Margareth a encarou com os olhos arregalados. A pequena apresentava-se como quem estava pronta para um baile: os cabelos loiros estavam presos ao topo de sua cabeça, usava um vestido de seda e tafetá esverdeada e um pequeno leque da mesma cor fazia presença em uma das mãos. Além disso, havia usado pó em seu rosto, pois estava muito mais pálido do que o normal.

Anastácia havia se esforçado para ficar estonteante aos olhos da dama. Afinal, aquele era o chá – ou jantar – que ela organizou. Precisava mostrar que preocupou-se com cada detalhe, até mesmo com sua própria aparência.

É claro que Allboire não precisou de muito para se surpreender com o que via.

— Que bom que chegou logo! — ela continuou, logo após soltar-se dos braços da morena. — Já estava imaginando que estava trancada nos aposentos de sua alteza, novamente.

O rosto de Margareth ruborizou no mesmo momento.

Depois de todos aqueles segredos guardados, sua situação com senhorita Bolgart não esteve tão ótima, ultimamente. Para falar a verdade, ela estava começando a se perguntar se algum dia já havia sido boa. Lembrar-se dessa situação a fazia embrulhar o estômago.

— Está tudo bem? — Anastácia arqueou uma sobrancelha, mantendo o sorriso curioso. — Não parece tão feliz assim em me ver.

— Desculpe — murmurou a dama, recompondo o seu semblante alegre. — Estou feliz em te ver, é claro. Está tão... bem-vestida! E olhe só para esta mesa... está magnífica!

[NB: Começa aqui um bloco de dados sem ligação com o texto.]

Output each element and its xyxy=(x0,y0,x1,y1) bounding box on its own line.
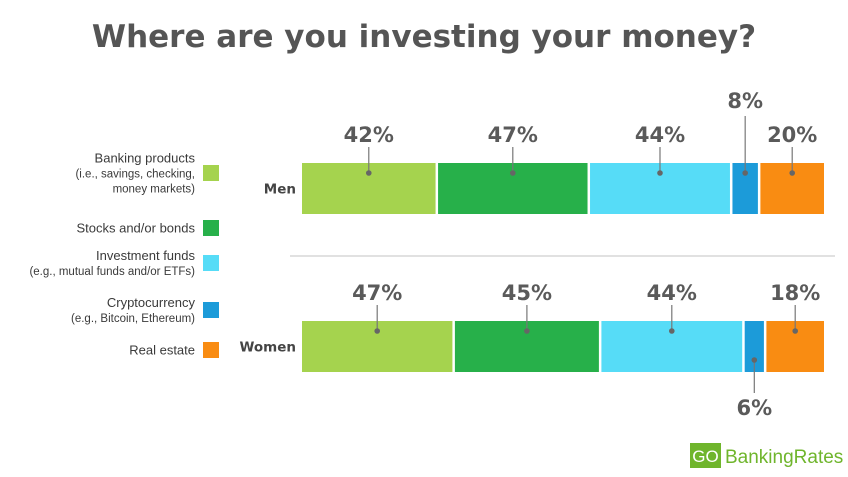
label-dot xyxy=(374,328,381,334)
brand-logo: GO BankingRates xyxy=(690,443,843,468)
legend-sublabel: (i.e., savings, checking, xyxy=(75,169,195,181)
data-label: 47% xyxy=(488,123,538,147)
legend-swatch xyxy=(203,302,219,318)
row-men: Men 42% 47% 44% 8%20% xyxy=(264,89,824,214)
brand-go-text: GO xyxy=(692,447,718,466)
data-label: 44% xyxy=(635,123,685,147)
data-label: 45% xyxy=(502,281,552,305)
data-label: 20% xyxy=(767,123,817,147)
row-women: Women 47% 45% 44% 6% 18% xyxy=(239,281,824,420)
legend-label: Real estate xyxy=(129,343,195,358)
chart-title: Where are you investing your money? xyxy=(92,19,756,55)
label-dot xyxy=(742,170,748,176)
legend-label: Investment funds xyxy=(96,248,195,263)
label-dot xyxy=(751,357,758,363)
legend-sublabel: (e.g., Bitcoin, Ethereum) xyxy=(71,313,195,325)
row-label: Men xyxy=(264,182,296,198)
label-dot xyxy=(657,170,663,176)
data-label: 47% xyxy=(352,281,402,305)
label-dot xyxy=(524,328,530,334)
legend-sublabel: money markets) xyxy=(113,184,196,196)
legend-swatch xyxy=(203,342,219,358)
legend-label: Stocks and/or bonds xyxy=(76,221,195,236)
label-dot xyxy=(509,170,516,176)
brand-name-text: BankingRates xyxy=(725,447,843,468)
data-label: 6% xyxy=(736,396,772,420)
stacked-bars: Men 42% 47% 44% 8%20% Women 47% 45% 44% 6% 18% xyxy=(239,89,824,420)
legend-item: Banking products (i.e., savings, checking… xyxy=(75,151,219,196)
data-label: 18% xyxy=(770,281,820,305)
label-dot xyxy=(792,328,798,334)
data-label: 42% xyxy=(344,123,394,147)
legend-sublabel: (e.g., mutual funds and/or ETFs) xyxy=(29,266,195,278)
data-label: 44% xyxy=(647,281,697,305)
legend-item: Cryptocurrency (e.g., Bitcoin, Ethereum) xyxy=(71,295,219,325)
brand-go-box xyxy=(690,443,721,468)
label-dot xyxy=(365,170,372,176)
legend-label: Cryptocurrency xyxy=(107,295,196,310)
data-label: 8% xyxy=(727,89,763,113)
legend-swatch xyxy=(203,220,219,236)
legend-item: Stocks and/or bonds xyxy=(76,220,219,236)
legend-item: Investment funds (e.g., mutual funds and/… xyxy=(29,248,219,278)
legend-swatch xyxy=(203,255,219,271)
label-dot xyxy=(669,328,675,334)
bar-segment xyxy=(744,321,764,372)
row-label: Women xyxy=(239,340,296,356)
legend-item: Real estate xyxy=(129,342,219,358)
legend-swatch xyxy=(203,165,219,181)
legend-label: Banking products xyxy=(95,151,196,166)
legend: Banking products (i.e., savings, checking… xyxy=(29,151,219,358)
label-dot xyxy=(789,170,795,176)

Margareth apontou para a decoração à frente delas, onde uma mesa de dois metros descansava no meio da sala. Uma toalha estava forrada sobre a tábua de madeira e, sobre ela, diversos pratos com frutas e pães e doces que Margareth nunca antes vira. As taças de vidro estavam estrategicamente colocadas na ponta de cada lado, em frente aos pratos, com água e vinho sendo as únicas bebidas.

Ana riu para a dama, orgulhosa e com um olhar nada surpreso, como se já soubesse da beleza de sua decoração.

— Fico profundamente feliz que tenha gostado! — Ela rapidamente caminhou para puxar as cadeiras e fechar a porta do local. — Passei a semana a pensar em maneiras de transformar essa salinha sem graça em um lugar único, vivo e estonteante. Vivian e Julie têm reclamado muito do quão absorta eu estive. Mas, Margareth, não pude evitar! — exclamou, deixando seu tom de voz alto sair, agora que estavam sozinhas. — Meus sonhos estavam sendo docemente atormentados pelo momento em que entraria nesta sala.

— Seus... sonhos? — Marga repetiu, confusa.

Anastácia hesitou, percebendo a estranheza em sua fala. Elas se acomodaram em suas cadeiras.

— Bem, não exatamente — corrigiu-se, envergonhada. — Era um grande desejo meu que a primeira visão que você obtivesse ao entrar nesta sala fosse tão deslumbrante a ponto de... nunca ser capaz de sair das melhores memórias de toda a sua vida. Faz sentido?

A dama não pôde conter uma risada, envolvida pela força de vontade da jovem.


O jantar seguiu em seus primeiros minutos com conversas leves e perguntas sobre o dia de cada uma. Anastácia não parava de ressaltar o quão feliz estava por Margareth ter comparecido em seu jantar. Aquilo deixava a dama feliz e descontraída.

Naqueles momentos, ela lembrou-se de quando era mais jovem e de como sua personalidade era o exato oposto de Anastácia, naquela idade. Aquilo era, de certa forma, engraçado. Não podia entender o que alguém como Ana via de interessante numa pessoa tão fechada como Margareth. Essa amizade inesperada era algo que ela adoraria contar para Enrico e Eleanor, durante um jantar quente e caloroso, assim que os visse novamente.

Caso os visse novamente.

— Está tudo bem? — indagou senhorita Sinclair, de repente. — Parece incomodada com algo. Foi minha intromissão? Julie vive dizendo para que eu me controle... Me perdoe, não é como se estivesse, de fato, tão interessada em organizar este salão apenas para a senhorita. Você não precisa se sentir invadida ou...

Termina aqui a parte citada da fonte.